A guest column by the American College of Physicians, exclusive to KevinMD.com.
by John Tooker, MD, MBA, MACP
Recently, I commented on cost saving, quality, and care coordination requirements in the proposed rule that physician practices will likely need to meet to be eligible for additional Medicare payments.
The public comment period on the proposed rule for the creation of ACOs has ended. CMS has pledged it will pay close attention to the extensive comments received from consumers, physicians, hospitals, and other interested parties as it formulates the final rule, expected later this summer.
Comments on the ACO proposed rule
There was widespread support for the high level goals — improving health care quality, population health, and lower costs — of the Medicare Shared Savings Program (MSSP) ACO proposal. While consumer groups were strongly supportive of the proposed rule, detailed comments from health care providers have been critical, leaving physicians and hospitals wary of early adoption in forming or joining ACOs.
Highly integrated health care systems, such as the Cleveland Clinic, the Mayo Clinic, Intermountain Healthcare and the Geisinger Health System, organizations thought most likely to succeed as ACOs, expressed skepticism that they will participate in the ACO program as proposed.
All 10 health care systems participating in the CMS Physician Group Practice Demonstration (PGPD) indicated in a letter to CMS that while the group is supportive of the concept of ACOs, they have “serious reservations” about the proposed rule, including the start up costs, attribution requirements and investment return, and therefore would be unlikely to join ACOs. CMS relied heavily on the experience of the PGPD as the basis for the ACO model.
The American College of Physicians (ACP), while also supportive of the proposed rule intent, informed CMS that the proposed requirements are too high a bar for participation by many internal medicine physicians, especially internal medicine specialists in primary and comprehensive care who practice in smaller, independent physician practices.
MedPAC, in its comments, succinctly summarized the voluntary participation requirements (and the opt out FFS alternative) in the proposed rule: “Creating a well-functioning ACO will require a significant investment of money, effort, and time, and the traditional FFS program will still be an attractive alternative — particularly for providers who are accustomed to being rewarded for the volume of services they provide.”
ACOs – On to the final rule
It is clear from the comments on the proposed rule that there is reluctance from sophisticated health systems and from physician groups in establishing ACOs. The burden of establishing an ACO is at present perceived by many to be too high and the rewards too low.
If the changes in the final rule are sufficient to incentivize communities to develop ACOs, establishing an ACO will be a high-stakes endeavor that will require sophisticated and committed leadership, time, and money to move from the current FFS model to a value based purchasing (VBP) care model under the rules set by the MSSP purchaser, Medicare. The private sector will be watching closely as this empirical public sector VBP trial unfolds.
As ACOs develop, who then is going to provide the leadership that will shape health care delivery, community by community, for years to come — physicians, hospitals, or some combination — understanding that the governance (leadership) of each ACO will have the authority (control) and responsibility for its fiscal and clinical operations, including establishing processes that promote patient engagement, evidence-based medicine, care coordination, and quality and cost measure reporting.

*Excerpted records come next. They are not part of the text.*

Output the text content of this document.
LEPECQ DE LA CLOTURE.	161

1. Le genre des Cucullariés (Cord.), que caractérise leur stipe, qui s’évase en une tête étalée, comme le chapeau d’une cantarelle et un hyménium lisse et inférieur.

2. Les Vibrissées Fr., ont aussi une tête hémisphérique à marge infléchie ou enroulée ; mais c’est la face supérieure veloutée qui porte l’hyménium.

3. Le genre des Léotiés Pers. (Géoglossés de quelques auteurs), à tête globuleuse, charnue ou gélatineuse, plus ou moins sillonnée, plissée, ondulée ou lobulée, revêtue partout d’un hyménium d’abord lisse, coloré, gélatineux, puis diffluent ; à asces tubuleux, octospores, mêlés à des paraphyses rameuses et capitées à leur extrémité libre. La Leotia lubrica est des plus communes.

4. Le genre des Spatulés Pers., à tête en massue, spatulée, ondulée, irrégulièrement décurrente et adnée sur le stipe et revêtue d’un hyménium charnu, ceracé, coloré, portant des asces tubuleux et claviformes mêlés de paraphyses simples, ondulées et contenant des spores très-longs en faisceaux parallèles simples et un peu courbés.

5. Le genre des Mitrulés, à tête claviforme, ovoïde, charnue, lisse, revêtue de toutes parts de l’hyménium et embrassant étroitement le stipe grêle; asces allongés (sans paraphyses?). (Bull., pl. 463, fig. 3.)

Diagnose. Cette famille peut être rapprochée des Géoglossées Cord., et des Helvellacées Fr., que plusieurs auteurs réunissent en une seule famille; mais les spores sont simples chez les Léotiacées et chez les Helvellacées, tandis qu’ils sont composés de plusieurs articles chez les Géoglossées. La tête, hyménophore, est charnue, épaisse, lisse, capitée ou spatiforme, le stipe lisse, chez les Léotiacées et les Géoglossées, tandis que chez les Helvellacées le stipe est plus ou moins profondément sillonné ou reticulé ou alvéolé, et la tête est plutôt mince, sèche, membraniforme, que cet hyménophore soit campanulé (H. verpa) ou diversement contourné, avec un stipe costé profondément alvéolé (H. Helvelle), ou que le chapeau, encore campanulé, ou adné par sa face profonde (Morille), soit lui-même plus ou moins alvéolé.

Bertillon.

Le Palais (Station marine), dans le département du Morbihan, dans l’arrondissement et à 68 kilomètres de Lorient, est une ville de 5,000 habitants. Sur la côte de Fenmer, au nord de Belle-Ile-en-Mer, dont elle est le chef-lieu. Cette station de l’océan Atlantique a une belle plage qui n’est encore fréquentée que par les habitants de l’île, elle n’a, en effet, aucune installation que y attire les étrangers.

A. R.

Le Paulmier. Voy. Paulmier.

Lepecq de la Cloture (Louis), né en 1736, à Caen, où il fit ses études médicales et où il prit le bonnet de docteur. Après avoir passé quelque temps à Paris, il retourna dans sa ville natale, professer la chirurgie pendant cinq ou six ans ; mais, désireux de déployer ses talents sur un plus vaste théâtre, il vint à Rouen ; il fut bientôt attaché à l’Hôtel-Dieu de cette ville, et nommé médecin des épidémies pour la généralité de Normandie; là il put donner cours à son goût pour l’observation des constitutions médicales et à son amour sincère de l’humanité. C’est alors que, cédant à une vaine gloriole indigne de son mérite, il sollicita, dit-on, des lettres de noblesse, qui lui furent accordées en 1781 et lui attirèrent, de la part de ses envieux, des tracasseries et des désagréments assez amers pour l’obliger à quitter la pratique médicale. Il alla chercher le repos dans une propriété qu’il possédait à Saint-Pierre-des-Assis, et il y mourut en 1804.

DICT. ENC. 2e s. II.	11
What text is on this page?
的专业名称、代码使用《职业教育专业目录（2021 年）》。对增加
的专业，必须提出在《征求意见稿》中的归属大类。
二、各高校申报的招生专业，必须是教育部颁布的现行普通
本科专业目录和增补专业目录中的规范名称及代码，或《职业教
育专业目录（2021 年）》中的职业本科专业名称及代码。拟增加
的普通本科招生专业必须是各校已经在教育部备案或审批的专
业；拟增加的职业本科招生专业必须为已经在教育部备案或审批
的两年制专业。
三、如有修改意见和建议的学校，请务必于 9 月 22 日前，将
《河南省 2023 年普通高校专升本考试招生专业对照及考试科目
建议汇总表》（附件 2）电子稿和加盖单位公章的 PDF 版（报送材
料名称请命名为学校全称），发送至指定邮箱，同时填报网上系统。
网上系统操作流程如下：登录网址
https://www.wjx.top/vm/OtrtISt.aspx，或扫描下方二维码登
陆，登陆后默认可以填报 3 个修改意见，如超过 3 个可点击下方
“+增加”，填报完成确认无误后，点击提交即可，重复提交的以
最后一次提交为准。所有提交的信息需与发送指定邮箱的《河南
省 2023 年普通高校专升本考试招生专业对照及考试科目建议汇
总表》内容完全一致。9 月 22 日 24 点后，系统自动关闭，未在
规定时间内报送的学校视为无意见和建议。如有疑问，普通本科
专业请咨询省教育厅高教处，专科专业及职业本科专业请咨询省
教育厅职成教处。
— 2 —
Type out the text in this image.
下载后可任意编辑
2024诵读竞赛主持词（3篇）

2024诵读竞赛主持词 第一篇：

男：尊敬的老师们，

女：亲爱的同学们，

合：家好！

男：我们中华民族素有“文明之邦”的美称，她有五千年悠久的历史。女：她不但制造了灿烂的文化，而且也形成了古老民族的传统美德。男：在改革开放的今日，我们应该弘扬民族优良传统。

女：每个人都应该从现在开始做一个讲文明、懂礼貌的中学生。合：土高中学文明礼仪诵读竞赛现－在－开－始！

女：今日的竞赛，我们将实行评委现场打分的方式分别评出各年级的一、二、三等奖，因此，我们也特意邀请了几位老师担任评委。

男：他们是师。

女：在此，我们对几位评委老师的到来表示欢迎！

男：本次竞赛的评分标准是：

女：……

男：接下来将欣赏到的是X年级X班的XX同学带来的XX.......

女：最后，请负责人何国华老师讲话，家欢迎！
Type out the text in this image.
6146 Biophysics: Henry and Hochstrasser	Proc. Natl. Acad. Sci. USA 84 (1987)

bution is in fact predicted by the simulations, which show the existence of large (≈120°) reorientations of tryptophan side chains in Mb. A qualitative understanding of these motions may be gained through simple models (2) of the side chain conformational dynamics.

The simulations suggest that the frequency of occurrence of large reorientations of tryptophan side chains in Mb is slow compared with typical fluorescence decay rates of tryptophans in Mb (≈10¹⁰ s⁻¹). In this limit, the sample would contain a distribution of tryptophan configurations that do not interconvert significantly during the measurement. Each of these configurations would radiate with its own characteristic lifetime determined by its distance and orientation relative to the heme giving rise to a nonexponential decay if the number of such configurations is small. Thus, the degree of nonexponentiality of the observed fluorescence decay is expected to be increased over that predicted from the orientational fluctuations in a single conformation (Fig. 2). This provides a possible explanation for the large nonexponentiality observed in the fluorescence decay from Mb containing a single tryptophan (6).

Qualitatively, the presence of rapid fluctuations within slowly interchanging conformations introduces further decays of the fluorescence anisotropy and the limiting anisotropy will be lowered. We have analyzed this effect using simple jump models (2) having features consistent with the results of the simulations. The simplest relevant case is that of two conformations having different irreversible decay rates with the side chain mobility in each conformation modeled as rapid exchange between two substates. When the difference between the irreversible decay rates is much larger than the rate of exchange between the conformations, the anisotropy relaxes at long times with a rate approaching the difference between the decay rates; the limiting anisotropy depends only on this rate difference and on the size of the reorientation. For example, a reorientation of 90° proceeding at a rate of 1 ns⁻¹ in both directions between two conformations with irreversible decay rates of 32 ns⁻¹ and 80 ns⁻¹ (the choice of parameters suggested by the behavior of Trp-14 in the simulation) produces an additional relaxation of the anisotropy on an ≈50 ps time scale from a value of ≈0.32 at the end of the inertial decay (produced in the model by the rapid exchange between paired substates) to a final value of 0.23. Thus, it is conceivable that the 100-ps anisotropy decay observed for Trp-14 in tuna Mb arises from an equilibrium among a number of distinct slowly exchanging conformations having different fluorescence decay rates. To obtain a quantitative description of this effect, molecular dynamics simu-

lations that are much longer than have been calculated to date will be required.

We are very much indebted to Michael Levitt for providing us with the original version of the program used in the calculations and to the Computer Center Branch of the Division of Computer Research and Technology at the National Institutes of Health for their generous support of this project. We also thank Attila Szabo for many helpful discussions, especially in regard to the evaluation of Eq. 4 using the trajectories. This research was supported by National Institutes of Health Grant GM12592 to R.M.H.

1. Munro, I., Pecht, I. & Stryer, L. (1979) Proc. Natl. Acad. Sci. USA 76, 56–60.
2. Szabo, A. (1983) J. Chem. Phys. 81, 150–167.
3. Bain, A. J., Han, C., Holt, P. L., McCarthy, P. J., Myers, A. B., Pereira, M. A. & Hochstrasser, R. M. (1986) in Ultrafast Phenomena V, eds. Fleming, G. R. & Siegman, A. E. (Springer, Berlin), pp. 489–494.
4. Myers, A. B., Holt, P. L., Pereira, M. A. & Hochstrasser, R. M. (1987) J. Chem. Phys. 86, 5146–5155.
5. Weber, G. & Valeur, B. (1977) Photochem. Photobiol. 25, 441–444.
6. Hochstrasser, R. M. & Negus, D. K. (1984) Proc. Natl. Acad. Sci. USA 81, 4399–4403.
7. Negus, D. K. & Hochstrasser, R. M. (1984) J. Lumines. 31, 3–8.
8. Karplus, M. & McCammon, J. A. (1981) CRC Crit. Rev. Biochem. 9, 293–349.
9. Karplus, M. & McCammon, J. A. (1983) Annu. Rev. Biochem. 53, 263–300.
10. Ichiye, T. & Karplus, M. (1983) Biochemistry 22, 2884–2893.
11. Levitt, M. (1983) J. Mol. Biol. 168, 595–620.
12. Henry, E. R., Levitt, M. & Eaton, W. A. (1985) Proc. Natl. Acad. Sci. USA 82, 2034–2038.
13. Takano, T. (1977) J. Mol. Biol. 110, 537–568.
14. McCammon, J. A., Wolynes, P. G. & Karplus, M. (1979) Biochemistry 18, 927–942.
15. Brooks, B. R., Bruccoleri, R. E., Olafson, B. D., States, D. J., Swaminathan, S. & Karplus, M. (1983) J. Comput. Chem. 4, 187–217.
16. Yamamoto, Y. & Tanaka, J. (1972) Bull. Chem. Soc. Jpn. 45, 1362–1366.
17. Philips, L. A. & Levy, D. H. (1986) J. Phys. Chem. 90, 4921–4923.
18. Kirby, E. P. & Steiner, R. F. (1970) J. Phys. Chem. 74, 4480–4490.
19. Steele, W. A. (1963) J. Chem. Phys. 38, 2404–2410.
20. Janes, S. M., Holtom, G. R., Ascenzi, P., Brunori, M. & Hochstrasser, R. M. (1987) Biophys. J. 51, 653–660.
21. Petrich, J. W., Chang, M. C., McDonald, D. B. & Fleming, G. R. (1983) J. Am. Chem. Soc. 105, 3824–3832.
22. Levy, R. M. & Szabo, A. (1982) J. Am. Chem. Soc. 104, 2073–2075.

Kocher and Sahni, in a NEJM Perspective, say both physicians and hospitals can lead and control ACOs (but with certain limitations of each), dependent upon local market forces.
Every community defines its relationships between physicians and hospitals. The increasing national trend is for physicians to become employed, primarily by hospitals and integrated systems. A recent consultant report projects that in two years only 33% of physicians will be in independent practice.
The Center for Studying Health System Change (HSC) reached a similar conclusion. “Since 2007, in many communities, the trend of hospitals employing physicians has accelerated and broadened to include PCPs, as well as a wider range of specialists.” And for good reason.
While the FFS payment system continues, hospitals can control physicians and physician behavior, viewing physician employment and alignment as a means to gain specialty, subspecialty, and hospital referrals in a FFS payment system and in developing the clinical and financial integration needed to succeed under emerging payment models, such as ACOs.
On the physician side, hospitals employing physicians will need physician leadership and expertise to develop ACO ambulatory care and care coordination capabilities. There will also likely be a restructuring of the collaborative relationship between primary care physicians and their subspecialty colleagues, given the prominence of primary care as the foundation for ACO care delivery.
While the short term expectations of CMS are high in promulgating the final rule, it is important for the success of ACOs that we take the long view of accountable care as a means to improve care and population health while lowering the per capita costs of care. The final rule will not be perfect but if successful will meet the policy goals of the MPPS program while incentivizing well-designed and implemented ACOs to succeed, and provide the empirical data to inform the evolution of the program.
John Tooker is Associate Executive Vice President of the American College of Physicians. His statements do not necessarily reflect official policies of ACP.